This article, originally published Sept. 3, has been updated with additional information.

By Julia Karow

Helicos BioSciences said last week that it has hired Thomas Weisel Partners "to assist the company with its evaluation and execution of strategic alternatives."

The company also clarified the number of instruments it has installed, as well as which of those instruments have been purchases as opposed to evaluation placements.

In a statement last week, the company reiterated that it is "actively engaged" in discussions with potential partners about new strategies, such has equity financings, joint ventures, or partnerships. Helicos initially disclosed this information in an August filing with the US Securities and Exchange Commission.

"Such discussions have involved parties inside and outside the genetic sequencing space," Helicos said last week.

Helicos is in need of new funding as its cash is running low. As of mid-August, the company had $5 million in cash and cash equivalents, which combined with expected revenues will allow it to support its operations into the first quarter of 2010 (see In Sequence 8/18/2009).

The company also clarified last week that it has six Helicos Genetic Analysis Systems installed at sites outside its premises, and one pending instrument order. Last month, a company official had told In Sequence that "right now, we have got seven instruments out there," including four placements by the company and three systems ordered by customers.

Two installations — at the Stanford University Stem Cell Institute and at an undisclosed biotechnology company in the Northeast — are "outright system purchases," according to last week's statement. Helicos booked $829,000 in revenue from the Stanford sale during the first quarter (see In Sequence 5/19/2009), its first instrument revenue.

The Broad Institute received a Helicos instrument at no cost in early 2009, and the Dana Farber Cancer Institute, the Massachusetts General Hospital Cancer Center, and the Ontario Institute for Cancer Research installed instruments as "reference sites for scientific and commercial evaluation" and "will have the opportunity to purchase their system outright at the end of the evaluation period," according to today's statement.

In January, Helicos also said it had received an instrument order from the St. Laurent Institute, a private research institute, which Helicos said had an agreement to ship the instrument to the University of Maryland, Baltimore (see In Sequence 4/7/2009). Helicos clarified last week that "the site location for this system installation and contractual terms associated with the order are being revised by the parties."
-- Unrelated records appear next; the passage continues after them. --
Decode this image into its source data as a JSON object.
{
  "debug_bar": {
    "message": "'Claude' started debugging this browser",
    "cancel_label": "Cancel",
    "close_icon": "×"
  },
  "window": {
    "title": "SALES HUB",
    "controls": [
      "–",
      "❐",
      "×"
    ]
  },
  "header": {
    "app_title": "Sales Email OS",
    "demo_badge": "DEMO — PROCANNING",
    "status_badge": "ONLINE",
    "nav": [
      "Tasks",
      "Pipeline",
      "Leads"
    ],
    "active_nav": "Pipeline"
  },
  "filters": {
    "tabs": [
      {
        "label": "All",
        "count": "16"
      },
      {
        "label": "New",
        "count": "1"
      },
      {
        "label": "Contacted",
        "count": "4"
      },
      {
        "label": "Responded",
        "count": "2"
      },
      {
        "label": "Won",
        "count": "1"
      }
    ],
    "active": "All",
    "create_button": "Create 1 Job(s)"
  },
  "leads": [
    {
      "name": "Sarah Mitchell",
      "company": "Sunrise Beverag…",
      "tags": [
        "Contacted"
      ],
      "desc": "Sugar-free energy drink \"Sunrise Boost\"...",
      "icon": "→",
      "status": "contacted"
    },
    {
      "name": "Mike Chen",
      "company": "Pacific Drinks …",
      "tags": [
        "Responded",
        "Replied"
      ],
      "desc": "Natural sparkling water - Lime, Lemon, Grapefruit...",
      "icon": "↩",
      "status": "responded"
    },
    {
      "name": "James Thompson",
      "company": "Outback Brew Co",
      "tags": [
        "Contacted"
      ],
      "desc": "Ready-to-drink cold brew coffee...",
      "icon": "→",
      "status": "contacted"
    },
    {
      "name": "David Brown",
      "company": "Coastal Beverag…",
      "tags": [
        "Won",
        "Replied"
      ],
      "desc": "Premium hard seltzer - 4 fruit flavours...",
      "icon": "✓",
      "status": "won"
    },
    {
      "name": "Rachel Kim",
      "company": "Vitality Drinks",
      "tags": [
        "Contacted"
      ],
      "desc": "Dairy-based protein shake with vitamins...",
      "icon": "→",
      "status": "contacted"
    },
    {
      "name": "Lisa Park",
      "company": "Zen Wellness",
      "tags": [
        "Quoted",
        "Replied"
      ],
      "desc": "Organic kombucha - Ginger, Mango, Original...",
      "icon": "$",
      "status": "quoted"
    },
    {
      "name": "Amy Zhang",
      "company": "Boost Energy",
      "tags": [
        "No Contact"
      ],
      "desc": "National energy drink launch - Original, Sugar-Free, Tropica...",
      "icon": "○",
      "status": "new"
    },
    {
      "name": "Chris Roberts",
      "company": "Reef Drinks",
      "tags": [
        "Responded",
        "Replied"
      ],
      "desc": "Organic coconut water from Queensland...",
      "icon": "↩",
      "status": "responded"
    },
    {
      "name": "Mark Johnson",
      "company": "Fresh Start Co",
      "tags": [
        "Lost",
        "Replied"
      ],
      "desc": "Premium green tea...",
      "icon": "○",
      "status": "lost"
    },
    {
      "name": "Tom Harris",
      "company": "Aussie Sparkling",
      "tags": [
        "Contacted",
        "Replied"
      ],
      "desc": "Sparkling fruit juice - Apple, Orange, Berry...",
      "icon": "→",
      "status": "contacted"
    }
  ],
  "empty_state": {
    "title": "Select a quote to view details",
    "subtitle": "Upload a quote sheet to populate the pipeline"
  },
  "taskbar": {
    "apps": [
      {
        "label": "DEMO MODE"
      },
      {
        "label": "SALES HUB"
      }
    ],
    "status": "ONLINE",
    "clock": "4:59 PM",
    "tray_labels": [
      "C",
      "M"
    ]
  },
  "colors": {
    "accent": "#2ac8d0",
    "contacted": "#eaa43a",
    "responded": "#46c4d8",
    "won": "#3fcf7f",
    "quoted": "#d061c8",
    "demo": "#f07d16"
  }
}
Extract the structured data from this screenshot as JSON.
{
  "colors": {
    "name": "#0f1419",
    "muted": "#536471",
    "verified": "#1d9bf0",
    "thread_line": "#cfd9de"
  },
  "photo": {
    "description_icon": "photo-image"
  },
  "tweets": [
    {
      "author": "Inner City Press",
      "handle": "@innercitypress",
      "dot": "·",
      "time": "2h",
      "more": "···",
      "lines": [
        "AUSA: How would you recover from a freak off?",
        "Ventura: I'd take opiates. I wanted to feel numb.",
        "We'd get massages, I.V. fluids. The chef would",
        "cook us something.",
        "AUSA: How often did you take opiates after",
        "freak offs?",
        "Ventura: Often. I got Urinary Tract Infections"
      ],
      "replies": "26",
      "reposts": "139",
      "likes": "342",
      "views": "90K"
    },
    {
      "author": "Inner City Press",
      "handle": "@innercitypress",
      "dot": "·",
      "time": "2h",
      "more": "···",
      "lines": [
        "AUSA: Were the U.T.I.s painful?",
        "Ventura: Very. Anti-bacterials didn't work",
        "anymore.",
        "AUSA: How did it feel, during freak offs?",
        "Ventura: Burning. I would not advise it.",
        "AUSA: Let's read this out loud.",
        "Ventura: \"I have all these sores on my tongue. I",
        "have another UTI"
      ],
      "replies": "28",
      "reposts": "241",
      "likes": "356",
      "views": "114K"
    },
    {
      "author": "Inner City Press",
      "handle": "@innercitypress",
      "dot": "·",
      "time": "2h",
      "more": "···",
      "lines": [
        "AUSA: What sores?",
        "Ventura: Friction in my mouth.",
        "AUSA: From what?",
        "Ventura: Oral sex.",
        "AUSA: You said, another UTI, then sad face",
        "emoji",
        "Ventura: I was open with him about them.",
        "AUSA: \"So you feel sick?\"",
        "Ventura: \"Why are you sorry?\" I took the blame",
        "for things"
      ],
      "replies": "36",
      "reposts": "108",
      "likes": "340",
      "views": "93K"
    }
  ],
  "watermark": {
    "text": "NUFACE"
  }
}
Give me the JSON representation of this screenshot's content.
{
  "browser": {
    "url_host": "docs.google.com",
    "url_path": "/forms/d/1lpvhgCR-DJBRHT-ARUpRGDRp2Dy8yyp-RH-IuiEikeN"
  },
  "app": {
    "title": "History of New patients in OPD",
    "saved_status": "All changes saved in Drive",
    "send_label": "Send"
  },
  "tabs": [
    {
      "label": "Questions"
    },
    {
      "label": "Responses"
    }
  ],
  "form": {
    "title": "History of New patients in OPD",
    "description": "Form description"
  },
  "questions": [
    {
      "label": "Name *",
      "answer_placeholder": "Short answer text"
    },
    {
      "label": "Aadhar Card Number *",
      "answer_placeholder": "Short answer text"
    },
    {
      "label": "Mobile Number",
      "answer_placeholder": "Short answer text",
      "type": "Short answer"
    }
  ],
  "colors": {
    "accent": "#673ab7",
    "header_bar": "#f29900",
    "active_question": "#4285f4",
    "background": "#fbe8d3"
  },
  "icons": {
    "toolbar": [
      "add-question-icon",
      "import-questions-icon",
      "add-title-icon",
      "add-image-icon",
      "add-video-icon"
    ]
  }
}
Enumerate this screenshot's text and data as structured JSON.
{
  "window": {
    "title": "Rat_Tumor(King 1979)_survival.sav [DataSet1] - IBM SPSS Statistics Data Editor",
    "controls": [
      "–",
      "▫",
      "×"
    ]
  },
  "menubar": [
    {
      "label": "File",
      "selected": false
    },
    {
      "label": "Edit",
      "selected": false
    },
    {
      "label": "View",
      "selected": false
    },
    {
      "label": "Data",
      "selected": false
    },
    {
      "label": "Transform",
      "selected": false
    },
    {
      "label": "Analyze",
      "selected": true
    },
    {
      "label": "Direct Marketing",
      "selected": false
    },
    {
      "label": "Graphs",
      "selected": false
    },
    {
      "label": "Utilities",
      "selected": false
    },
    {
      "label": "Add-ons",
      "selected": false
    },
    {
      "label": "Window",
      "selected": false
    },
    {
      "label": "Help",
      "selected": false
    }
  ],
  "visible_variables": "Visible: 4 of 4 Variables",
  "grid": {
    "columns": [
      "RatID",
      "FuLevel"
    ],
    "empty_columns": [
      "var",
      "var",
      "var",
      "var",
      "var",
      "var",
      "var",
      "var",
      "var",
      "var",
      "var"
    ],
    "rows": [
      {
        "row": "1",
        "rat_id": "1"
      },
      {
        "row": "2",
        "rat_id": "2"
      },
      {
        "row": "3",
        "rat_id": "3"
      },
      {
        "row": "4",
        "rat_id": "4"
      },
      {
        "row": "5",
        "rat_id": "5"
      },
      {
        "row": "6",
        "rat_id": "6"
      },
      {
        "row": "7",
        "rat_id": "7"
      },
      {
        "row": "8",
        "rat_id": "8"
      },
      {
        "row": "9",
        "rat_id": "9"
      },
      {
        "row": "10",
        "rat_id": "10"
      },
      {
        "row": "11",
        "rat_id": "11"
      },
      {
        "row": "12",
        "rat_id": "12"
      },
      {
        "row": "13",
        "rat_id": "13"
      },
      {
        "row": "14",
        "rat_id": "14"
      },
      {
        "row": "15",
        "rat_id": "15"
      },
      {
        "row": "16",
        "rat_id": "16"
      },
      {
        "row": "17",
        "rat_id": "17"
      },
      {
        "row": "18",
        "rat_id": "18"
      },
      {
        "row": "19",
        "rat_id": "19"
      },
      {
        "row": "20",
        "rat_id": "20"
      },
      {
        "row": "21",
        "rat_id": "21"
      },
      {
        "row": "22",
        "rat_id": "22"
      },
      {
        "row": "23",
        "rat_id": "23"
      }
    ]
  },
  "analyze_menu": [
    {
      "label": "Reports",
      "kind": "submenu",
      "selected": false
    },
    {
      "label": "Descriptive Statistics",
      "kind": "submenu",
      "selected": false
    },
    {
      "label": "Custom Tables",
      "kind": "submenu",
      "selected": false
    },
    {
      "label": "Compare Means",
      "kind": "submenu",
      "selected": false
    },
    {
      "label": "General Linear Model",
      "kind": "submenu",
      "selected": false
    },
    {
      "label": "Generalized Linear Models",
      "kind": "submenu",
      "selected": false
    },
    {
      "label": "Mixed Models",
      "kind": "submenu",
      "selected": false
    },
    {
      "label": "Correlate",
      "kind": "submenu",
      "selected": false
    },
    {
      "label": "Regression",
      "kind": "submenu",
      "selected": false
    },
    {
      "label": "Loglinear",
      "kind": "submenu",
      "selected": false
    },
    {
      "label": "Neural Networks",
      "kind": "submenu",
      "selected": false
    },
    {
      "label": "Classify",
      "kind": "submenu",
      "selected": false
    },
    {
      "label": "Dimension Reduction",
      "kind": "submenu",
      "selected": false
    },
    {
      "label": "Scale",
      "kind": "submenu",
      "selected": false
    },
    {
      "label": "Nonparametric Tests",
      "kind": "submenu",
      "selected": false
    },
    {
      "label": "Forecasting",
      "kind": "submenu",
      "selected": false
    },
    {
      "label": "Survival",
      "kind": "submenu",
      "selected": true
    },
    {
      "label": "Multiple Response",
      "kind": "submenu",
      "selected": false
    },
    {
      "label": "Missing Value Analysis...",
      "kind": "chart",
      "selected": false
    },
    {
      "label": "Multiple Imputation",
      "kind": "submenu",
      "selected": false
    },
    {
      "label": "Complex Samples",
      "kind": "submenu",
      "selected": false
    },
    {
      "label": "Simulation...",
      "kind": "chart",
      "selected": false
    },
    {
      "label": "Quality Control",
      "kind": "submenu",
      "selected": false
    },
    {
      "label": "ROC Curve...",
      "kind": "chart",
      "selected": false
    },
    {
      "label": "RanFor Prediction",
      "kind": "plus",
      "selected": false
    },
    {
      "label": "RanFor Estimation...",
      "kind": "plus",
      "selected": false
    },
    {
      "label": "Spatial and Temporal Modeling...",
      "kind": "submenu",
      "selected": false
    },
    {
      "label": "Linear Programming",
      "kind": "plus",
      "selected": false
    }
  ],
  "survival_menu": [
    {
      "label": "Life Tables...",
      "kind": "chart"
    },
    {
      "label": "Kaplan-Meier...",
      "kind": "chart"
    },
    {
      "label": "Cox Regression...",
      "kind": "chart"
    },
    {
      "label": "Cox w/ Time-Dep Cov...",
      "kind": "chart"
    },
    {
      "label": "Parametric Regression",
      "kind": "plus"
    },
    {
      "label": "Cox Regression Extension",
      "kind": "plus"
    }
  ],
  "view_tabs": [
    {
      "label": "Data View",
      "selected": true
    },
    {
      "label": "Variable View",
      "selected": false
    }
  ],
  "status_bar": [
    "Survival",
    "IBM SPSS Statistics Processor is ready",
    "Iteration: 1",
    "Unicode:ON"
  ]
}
This week, the company said that the RIKEN Yokohama Institute Omics Science Center will purchase four Helicos sequencers, three of which will be shipped this month (see other article in this issue).

Helicos said it expects that the systems installed to date "will provide additional revenue from the sale of proprietary reagents, and that the results of the system evaluations at the reference sites will lead to additional instrument sales."

Dana-Farber has already decided that it wants to keep its instrument. Paul Morrison, director of the Molecular Biology Core Facilities at Dana-Farber, told In Sequence last month that following the six-month evaluation period, his institute would like to keep the instrument but is still exploring funding options (see In Sequence 8/18/2009).

On the technical side, Helicos reiterated today that it achieved "technical feasibility" for its paired-read technology earlier this year, which will initially enable insert sizes of one kilobase. The company plans to make paired reads, which rely on unlabeled bases being added between two reads, available to customers during the fourth quarter.

The company also said it has "successfully completed" collaborations to analyze ancient human DNA samples, and has sequenced DNA from formalin-fixed paraffin embedded clinical tumor samples in collaboration with a major cancer center in the US.

According to the firm, "the use of small amounts of starting material for all applications has emerged as a distinguishing benefit of the Helicos Genetic Analysis system" — a benefit that has been noted by collaborators outside the company (see In Sequence 5/12/2009).